There was ancient grease on the kitchen ceiling.

My father-in-law was a carpenter when sober and a raging drunk when not. He was more the latter than the former. In spite of this, he and I always got along fine, not because we were drinking buddies because this was before I started drinking.

And I never drank like him. He was a world champ, and I never rose above bush-league status. My first father-in-law was named Durward, but everyone called him Buddy or Bud. Maybe it was after Budweiser.

Buddy was a beer man, 100 percent.

To his credit, in late middle age, Buddy went cold-turkey, completely on the wagon, and he never drank again. When sober, he was charming. He was also a wonderful artist.

His wife was named Violet. She mostly bore up. It was a life of endurance. I liked her. She never drank at all that I recall.

* * * *

Art and Dorothy

My second in-laws lived in a big, beautiful house in St. Louis, Mo. You couldn’t see the ground through a hole in the floor in any of their bathrooms.

I don’t recall exactly how they came to live in that lovely house because my in-laws didn’t buy it. Someone bought it for them. I forget the details.

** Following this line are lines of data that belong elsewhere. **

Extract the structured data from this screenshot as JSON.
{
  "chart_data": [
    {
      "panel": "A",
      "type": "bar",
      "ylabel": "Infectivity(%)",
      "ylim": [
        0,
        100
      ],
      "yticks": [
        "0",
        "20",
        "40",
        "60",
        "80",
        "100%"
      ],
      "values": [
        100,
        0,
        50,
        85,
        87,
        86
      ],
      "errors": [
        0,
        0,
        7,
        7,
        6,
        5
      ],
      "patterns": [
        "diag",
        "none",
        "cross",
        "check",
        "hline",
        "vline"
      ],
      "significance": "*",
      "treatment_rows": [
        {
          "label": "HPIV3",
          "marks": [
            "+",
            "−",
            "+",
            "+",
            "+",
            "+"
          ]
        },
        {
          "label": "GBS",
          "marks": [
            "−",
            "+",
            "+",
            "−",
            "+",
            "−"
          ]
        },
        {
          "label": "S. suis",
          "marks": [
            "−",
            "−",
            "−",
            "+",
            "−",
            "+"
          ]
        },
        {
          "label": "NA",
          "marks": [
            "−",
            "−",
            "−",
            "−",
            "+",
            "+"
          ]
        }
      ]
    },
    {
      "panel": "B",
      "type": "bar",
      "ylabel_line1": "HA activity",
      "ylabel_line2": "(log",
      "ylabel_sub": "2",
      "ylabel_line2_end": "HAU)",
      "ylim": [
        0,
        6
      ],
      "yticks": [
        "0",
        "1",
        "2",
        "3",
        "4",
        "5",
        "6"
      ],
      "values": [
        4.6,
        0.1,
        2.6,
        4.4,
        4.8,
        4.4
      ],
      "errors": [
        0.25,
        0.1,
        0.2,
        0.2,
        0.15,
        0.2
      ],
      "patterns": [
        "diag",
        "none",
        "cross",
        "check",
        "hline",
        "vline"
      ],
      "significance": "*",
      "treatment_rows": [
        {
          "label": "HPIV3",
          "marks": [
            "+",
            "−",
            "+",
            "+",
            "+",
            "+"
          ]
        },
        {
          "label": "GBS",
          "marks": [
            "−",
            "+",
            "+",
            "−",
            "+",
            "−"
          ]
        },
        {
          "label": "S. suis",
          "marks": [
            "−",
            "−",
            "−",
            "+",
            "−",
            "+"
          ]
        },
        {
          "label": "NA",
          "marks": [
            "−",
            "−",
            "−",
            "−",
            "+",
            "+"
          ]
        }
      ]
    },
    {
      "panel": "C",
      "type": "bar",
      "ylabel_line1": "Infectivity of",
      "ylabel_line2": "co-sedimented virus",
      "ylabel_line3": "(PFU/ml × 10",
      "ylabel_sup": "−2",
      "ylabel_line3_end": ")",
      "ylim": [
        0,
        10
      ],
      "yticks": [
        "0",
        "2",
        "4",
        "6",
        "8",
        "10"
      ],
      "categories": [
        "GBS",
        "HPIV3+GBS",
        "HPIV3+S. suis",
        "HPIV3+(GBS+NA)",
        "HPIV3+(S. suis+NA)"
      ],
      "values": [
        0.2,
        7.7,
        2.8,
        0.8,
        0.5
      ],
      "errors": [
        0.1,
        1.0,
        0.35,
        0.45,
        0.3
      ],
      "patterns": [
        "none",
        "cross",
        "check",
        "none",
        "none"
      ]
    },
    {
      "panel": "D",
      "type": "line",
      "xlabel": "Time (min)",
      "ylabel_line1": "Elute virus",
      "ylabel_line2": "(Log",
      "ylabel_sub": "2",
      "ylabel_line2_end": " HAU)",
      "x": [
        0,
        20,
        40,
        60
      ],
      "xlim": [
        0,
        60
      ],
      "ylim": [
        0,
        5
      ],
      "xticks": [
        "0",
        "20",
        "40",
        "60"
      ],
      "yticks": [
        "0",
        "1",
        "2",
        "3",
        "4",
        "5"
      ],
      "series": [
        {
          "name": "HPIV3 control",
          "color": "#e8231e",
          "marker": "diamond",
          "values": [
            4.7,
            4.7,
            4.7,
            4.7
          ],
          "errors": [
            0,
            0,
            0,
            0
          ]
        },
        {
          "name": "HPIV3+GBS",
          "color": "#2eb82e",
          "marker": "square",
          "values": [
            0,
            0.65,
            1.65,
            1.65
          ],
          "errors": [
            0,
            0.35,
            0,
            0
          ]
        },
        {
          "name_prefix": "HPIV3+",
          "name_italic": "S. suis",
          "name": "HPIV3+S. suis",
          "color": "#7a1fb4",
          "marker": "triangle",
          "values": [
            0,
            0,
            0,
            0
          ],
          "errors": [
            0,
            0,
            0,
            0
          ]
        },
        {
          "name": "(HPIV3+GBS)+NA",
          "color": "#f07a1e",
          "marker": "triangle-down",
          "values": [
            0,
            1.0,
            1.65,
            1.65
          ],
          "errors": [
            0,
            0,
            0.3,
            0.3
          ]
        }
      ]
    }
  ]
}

Art was a schizophrenic who spent long periods institutionalized. He’d be released on occasion, and my second wife-to-be would find herself with another sibling. Release, baby. Release, baby and so on. They were Catholics.

People who breed.

When he wasn’t in the mental hospital, he was a lathe operator, apparently a very good one. He finally was put on lithium and spent the rest of his life very subdued. Dorothy, who always welcomed him home with open arms and open legs, worked, but I don’t recall exactly what, something to do with offices.

They had ten children. My second ex-wife was the first of the litter.

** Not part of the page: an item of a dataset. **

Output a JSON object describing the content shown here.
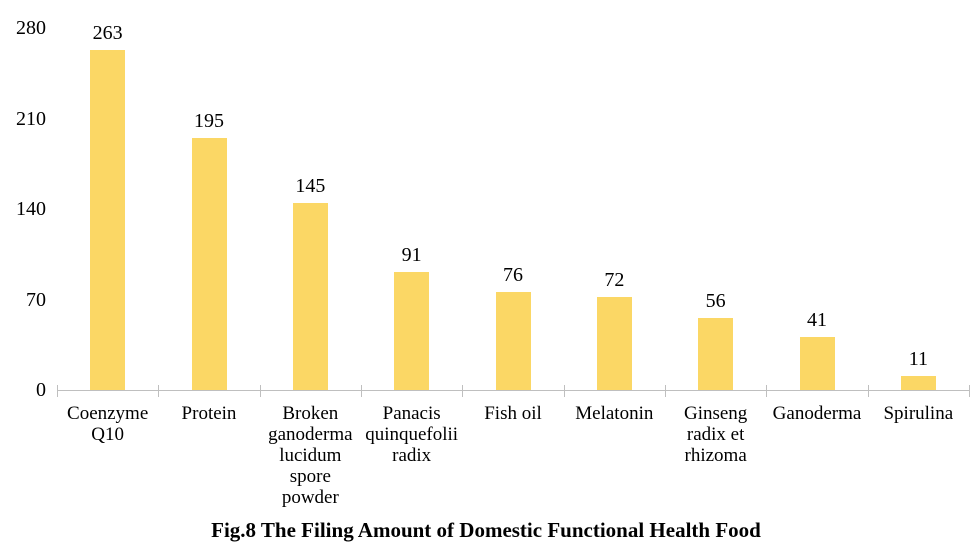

I don’t recall meeting Art more than once. We lived in New Orleans and later Houston, and we never went to St. Louis but one time.

* * * *

Carlos and Margarita

I never met my third set of in-laws because they died before I came upon the Mexican scene, but I hear good things about them. They were neither drunks nor schizophrenics.

They were hard-working folks.

They had one thing in common with my second in-laws, however. They were fertile, producing five babies. There definitely would have been more had not Margarita died in labor while having her final child. She was just 31.

Carlos was a doctor, a general practitioner and surgeon in Los Reyes, Michoacán. He remarried and went on to produce another six babies, well, that we know of.

The doc was a lover. A heart attack killed him when he was 61.

I would have liked to meet my third set of in-laws, if for no other reason than they produced the best — for me — wife of the lot. Carlos was not fond of Gringos, I’m told, but that was true of the whole family. My charm brought them around.

* * * *

One’s roots

It’s said that one’s childhood plays a large role in forming the adult. I put more stock into this idea than many folks do. I believe the effect is enormous.

I look back on my in-laws and later the problems I had with their children, my wives. And I look at my parents and see issues my former wives had with me.

With luck, you mellow as you age. I think that’s why my child bride has few problems with me. I have none with her.